Dans le débat sur la grande vitesse, la gare de Limoges s'avère être un lieu privilégié pour dénoncer certaines décisions politiques ayant un rapport direct avec le réseau ferroviaire régional. Ainsi, lorsque le gouvernement Raffarin annonce en décembre 2003 l'abandon du projet de TGV pendulaire entre Paris et Toulouse via Limoges, plusieurs élus bloquent symboliquement un train en gare de Limoges. En février 2004, plusieurs élus UMP de la région, parmi lesquels Bernard Murat ou Jean-Pierre Dupont, se regroupent sur les quais pour manifester leur approbation du nouveau Corail Téoz, destiné à supplanter les anciens Corails sur la ligne POLT, mais doivent faire face à des cheminots réaffirmant leur soutien au projet de TGV pendulaire écarté par le gouvernement. En réponse, des élus socialistes conduits par Jean-Paul Denanot, alors candidat à la présidence de région, prennent place dans un TER jusqu'en gare de Saint-Yrieix-la-Perche pour assurer leur soutien aux liaisons régionales.

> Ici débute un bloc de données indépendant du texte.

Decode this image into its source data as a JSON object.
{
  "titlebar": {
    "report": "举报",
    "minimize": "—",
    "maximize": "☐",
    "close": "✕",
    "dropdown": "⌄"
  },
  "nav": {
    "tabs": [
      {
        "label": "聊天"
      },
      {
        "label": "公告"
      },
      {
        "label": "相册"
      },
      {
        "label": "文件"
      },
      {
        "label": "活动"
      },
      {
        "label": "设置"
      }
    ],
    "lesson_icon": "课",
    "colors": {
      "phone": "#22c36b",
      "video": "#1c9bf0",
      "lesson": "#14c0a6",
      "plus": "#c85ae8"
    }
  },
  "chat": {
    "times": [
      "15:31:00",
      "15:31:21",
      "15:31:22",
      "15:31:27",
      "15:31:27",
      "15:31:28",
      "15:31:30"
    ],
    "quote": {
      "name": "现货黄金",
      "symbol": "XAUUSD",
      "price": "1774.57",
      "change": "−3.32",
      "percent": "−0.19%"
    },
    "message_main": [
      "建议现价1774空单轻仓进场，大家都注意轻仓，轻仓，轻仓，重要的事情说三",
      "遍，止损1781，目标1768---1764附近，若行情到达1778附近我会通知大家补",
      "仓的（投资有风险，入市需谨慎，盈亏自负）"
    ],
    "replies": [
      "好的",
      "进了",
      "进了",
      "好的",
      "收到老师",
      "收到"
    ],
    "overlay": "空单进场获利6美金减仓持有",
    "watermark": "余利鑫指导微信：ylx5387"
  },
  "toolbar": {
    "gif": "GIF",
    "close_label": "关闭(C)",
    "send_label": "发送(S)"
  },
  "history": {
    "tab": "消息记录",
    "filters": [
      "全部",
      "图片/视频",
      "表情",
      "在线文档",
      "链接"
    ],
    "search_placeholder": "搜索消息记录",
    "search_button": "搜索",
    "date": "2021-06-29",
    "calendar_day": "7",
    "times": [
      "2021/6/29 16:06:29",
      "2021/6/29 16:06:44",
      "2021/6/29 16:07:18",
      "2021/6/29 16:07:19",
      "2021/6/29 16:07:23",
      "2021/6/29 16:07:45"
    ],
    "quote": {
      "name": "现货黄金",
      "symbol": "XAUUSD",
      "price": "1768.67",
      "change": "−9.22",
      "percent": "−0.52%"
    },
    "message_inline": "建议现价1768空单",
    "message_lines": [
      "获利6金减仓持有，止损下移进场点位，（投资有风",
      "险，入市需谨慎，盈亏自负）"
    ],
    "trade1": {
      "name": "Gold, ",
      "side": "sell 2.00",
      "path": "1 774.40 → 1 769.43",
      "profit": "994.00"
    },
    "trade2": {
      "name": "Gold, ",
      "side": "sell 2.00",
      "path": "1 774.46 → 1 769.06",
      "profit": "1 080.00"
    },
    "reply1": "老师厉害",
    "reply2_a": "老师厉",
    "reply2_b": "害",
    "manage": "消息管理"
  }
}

Symbolisation de la gestion du socialisme municipal en place à Limoges dès 1889 avec Émile Labussière, plusieurs cités ouvrières sont construites dès le début du XXe siècle, parmi lesquelles la cité-jardin de Beaublanc en 1924 ou la Cité des Coutures, toute proche de la gare, qui précède les grands ensembles des années 1930 que sont les cités Betoulle, Ruben, Ranson et Thuillat. La cité des Coutures, directement dessinée par Roger Gonthier, est constituée de 540 logements à son achèvement en 1932, auxquels on ajoute des équipements collectifs, une cour intérieure et des commerces. Dans les années 1950, on construit 75 logements supplémentaires. Quartier très industriel, les Coutures accueillent dans leur cité une part importante d'employés de la chaussure - environ 15 % - mais aussi 4 à 5 % de cheminots.

Le quartier cheminot

C'est dans le même temps que se développe un véritable quartier cheminot autour de la gare, de part et d'autre de la rue Aristide Briand, développement qui se poursuit jusqu'aux années 1950. En supplément à la cité des Coutures, dont les occupants sont d'un point de vue socio-professionnel hétéroclites, la cité Malesherbes est construite pour accueillir les employés du chemin de fer, et en 1907 on inaugure l'église Saint-Paul-Saint-Louis.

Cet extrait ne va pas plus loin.